Short-term measures like preventive burning to reduce the flammable biomass on certain corridors can help but they’re no magic bullet. 

The GFMC has been recommending that European governments make rural space more attractive to younger generations and invest in traditional but also innovative land management to decrease the flammability of the lands.

“Part of it is the fact that this takes an enormous amount of time. It’s so easy to buy half a dozen aeroplanes or ground tankers, you know, investing some billions and presenting them in a nice press conference,” Goldammer said.

“But investing in giving subsidies to local farmers and to shepherds, to modify the flammability of the land, takes a long time. It takes years. And the success is not easy to prove. It’s hard to prove any fire that has been prevented,” he added. 

Where there’s fire, there’s smoke

If the old adage goes that where there is smoke there is fire, the reverse is also true and smoke, it turns out, could prove even more dangerous.

“When there’s burning vegetation, a vast range of very toxic and hazardous gases, as well as particulate matter (PM), is emitted and that has direct impacts on local air quality,” Mark Parrington, a senior scientist at the European Centre for Medium-Range Weather Forecasts (ECMWF), told Euronews.

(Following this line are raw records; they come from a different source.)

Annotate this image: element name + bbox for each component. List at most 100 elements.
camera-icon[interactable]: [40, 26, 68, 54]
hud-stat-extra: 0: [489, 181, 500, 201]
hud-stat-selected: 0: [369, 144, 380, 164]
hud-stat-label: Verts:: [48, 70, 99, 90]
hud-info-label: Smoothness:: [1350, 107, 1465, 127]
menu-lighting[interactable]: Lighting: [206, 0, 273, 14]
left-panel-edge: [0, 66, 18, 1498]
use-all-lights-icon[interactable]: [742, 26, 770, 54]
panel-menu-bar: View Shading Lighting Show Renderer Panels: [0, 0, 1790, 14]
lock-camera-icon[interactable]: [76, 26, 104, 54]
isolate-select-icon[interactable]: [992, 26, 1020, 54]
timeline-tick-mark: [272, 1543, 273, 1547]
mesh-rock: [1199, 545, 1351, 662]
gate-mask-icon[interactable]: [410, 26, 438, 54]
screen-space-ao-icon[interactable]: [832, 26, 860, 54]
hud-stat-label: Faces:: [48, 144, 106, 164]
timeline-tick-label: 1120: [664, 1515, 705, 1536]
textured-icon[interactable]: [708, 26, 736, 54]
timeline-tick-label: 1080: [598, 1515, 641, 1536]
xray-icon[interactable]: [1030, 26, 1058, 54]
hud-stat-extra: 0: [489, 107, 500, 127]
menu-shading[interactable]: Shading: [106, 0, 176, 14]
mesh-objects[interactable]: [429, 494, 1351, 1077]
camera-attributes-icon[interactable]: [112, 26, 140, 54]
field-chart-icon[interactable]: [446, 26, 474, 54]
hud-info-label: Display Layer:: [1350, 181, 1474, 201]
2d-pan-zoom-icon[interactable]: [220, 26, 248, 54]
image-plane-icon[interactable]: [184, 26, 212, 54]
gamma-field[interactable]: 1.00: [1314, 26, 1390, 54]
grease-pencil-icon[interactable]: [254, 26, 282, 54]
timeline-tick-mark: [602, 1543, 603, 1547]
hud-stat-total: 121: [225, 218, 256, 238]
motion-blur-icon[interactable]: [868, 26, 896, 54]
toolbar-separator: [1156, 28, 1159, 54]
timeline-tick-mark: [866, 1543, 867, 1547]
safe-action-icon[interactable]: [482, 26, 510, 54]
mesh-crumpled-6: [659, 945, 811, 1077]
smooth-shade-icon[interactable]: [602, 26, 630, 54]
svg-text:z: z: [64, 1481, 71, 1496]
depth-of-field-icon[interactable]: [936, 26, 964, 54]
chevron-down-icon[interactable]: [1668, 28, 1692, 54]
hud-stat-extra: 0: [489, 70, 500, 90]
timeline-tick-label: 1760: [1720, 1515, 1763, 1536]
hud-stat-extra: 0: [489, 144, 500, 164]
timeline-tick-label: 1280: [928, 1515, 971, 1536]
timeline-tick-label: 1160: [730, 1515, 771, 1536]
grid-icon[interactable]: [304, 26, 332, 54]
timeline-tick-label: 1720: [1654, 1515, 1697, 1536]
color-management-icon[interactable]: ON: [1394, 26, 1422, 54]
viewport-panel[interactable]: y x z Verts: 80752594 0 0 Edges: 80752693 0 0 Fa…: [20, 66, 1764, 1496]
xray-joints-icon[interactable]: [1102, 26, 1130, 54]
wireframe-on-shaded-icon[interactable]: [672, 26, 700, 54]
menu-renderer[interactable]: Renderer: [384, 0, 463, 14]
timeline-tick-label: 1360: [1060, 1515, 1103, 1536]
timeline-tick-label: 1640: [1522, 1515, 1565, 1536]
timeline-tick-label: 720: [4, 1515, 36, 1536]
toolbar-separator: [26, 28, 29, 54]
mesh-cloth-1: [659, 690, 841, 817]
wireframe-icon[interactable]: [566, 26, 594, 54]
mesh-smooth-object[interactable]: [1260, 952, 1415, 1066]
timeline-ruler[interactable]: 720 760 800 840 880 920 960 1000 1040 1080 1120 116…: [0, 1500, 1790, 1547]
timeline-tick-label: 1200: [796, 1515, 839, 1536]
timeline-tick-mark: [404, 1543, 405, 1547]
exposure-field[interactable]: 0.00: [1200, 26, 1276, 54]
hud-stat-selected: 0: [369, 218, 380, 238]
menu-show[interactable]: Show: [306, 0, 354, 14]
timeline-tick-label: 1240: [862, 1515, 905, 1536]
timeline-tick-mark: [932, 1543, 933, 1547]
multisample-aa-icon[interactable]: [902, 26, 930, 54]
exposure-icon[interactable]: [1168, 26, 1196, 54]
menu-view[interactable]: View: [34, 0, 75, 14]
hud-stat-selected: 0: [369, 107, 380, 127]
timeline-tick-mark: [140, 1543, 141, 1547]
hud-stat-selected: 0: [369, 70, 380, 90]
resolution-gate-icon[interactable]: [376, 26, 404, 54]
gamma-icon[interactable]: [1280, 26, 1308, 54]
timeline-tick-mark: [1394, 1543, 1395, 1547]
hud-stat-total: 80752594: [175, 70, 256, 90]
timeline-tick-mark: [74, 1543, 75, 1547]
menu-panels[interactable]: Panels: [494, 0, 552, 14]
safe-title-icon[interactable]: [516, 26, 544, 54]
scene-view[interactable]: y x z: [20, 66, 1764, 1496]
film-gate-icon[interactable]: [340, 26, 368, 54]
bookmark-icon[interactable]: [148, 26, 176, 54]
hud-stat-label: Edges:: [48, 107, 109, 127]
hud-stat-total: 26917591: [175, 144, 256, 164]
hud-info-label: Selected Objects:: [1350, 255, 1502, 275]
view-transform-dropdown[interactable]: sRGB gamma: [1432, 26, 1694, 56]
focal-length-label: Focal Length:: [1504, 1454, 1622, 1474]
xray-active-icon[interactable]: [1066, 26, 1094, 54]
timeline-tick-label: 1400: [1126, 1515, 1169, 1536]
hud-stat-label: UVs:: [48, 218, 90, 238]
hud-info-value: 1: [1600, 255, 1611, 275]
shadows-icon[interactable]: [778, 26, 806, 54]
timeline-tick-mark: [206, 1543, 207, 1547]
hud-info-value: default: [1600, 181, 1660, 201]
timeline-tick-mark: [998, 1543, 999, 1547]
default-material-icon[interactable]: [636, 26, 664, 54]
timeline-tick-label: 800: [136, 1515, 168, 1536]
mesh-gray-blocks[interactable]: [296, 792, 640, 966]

PM2.5 air pollution caused by vegetation fires across Europe is believed to have caused 1,400 premature deaths in 2005 and a further 1,000 in 2008, according to the European Health Observatory. Meanwhile, 865 people died in wildfires between 1945 and 2016 in Greece, Portugal, Spain and the Italian island of Sardinia.

“Health effects related to these massive exposures to air pollution include increased risk of respiratory and cardiometabolic symptoms,” Zorana J. Andersen, the Environment and Health Committee Chair at the European Respiratory Society, told Euronews. These could lead to severe consequences that require the need for medication or hospitalisations.

“In fragile patients, these air pollution episodes can even trigger death. Patients with chronic diseases, especially severe asthma, both children and adults are especially vulnerable, as well as elderly citizens, heart patients, pregnant women and people working outdoors,” she added.

Air pollution is at its highest close to the fire.

But in the case of mega-fires — the likes of which we’ve seen in France, Portugal, Spain and Greece in recent years — when the right, or rather wrong, meteorological conditions are in place, it can travel.

For instance, smoke from the wildfires in Canada over the past few weeks has, at times, got high enough it was picked up by the jet stream and crossed the Atlantic, Parrington said. At other times, weather conditions kept the smoke close to the ground where it was then transported by the wind to large population centres.

Heatwaves further reduce the air quality and exacerbate the pollution, “reminding us that air pollution and climate change solutions go hand in hand”, the ERS expert added.

European policymakers, she said, should urgently pass legislation to lower greenhouse gas emissions driving climate change and “have a historical opportunity to pass the most ambitious air pollution legislation globally” through the ongoing revision of the Ambient Air Quality Directive.

“This would lead to significant reductions of air pollution and related direct major improvements in health, and at the same time ensure mitigation of climate change, with an indirect positive impact on health,” Andersen said.